Somewhere in the last few years, I lost the ability to aspire to trivial procedural resolutions like “losing weight” or “saving money” or “getting organized” or even “helping others” — which I understand are always among the most popular goals. There are evidently a lot of people for whom those issues are tied to what they genuinely don’t like about themselves or the ways in which they hurt themselves… but I don’t think I’m one of them. If I knew I were going to die tomorrow, I wouldn’t give a second’s regret to how big my butt is or whether my socks are all sorted by color.
My current biggest regrets in life all have a root cause that I’m sure will astonish the masses: I’ve almost completely lost the will to say things that other people might not want to hear. The irony! For all those years Troutgirl would not be shut up by fair means or foul — the more indelibly cutting the remark, the better I was pleased with myself and damn the torpedoes — but now I find that my lips are sealed for almost everyone.

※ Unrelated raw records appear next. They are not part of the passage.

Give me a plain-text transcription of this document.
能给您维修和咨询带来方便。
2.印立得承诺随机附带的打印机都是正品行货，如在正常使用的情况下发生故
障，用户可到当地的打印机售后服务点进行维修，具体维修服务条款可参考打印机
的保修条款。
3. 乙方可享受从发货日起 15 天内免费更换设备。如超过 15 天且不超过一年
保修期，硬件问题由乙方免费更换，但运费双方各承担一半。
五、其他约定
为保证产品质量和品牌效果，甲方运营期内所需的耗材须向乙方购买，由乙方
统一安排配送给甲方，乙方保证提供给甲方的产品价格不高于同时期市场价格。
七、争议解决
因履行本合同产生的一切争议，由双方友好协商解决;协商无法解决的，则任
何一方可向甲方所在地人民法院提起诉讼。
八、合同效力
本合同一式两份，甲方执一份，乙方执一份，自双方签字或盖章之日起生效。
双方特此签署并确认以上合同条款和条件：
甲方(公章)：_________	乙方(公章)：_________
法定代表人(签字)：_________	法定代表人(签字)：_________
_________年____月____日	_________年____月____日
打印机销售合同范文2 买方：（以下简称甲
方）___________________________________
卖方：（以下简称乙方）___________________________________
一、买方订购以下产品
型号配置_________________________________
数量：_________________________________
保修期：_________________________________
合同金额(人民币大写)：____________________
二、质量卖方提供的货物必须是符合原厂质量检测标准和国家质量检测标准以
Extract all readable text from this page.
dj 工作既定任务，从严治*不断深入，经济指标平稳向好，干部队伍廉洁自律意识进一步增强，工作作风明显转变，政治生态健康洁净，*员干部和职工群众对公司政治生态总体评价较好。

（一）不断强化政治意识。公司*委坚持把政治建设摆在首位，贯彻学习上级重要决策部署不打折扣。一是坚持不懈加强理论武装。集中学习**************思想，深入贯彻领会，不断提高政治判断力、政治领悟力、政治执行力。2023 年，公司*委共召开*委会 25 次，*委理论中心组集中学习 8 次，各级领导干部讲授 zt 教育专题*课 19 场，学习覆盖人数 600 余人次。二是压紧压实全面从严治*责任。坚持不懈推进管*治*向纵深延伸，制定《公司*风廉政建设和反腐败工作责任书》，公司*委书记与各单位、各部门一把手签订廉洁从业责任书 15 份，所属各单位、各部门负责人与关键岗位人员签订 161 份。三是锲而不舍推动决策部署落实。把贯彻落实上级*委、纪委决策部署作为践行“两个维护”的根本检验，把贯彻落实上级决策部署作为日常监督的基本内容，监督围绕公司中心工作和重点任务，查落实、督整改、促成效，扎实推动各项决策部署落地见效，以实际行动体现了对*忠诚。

I imagine many of you are thinking, “Being less critical is a loss?” Well… yes it is and you’re completely one-sided if you don’t see it. In the past I have many times helped people make more money, deal with looming career disasters, solve relationship problems, write better books, and generally figure out what they wanted to do in life by exercising critical skills. You could certainly argue that acuity — the ability to identify and interpret a hidden factor, to sift the important thing out of the background trivia — is a big part of what makes a good manager or mentor.
Part of it is doubtless simple middle-aged ennui; and everyone knows how many times my big mouth has gotten me into big trouble. Furthermore, I have responsibilities now that more and more tightly constrain my ability to just blurt out whatever is on my mind. But the truth is that I’m not afraid or even tired — I’m just increasingly isolated. I’m perfectly aware that the less you express yourself, the less you can expect anyone to understand you… and yet I express myself less every passing year.
I guess I’m not really bringing this post in for a classic “My New Year’s Resolutions 2008” type landing. This may all be by way of saying… you get older, you have more regrets that you can’t redeem by New Year’s day.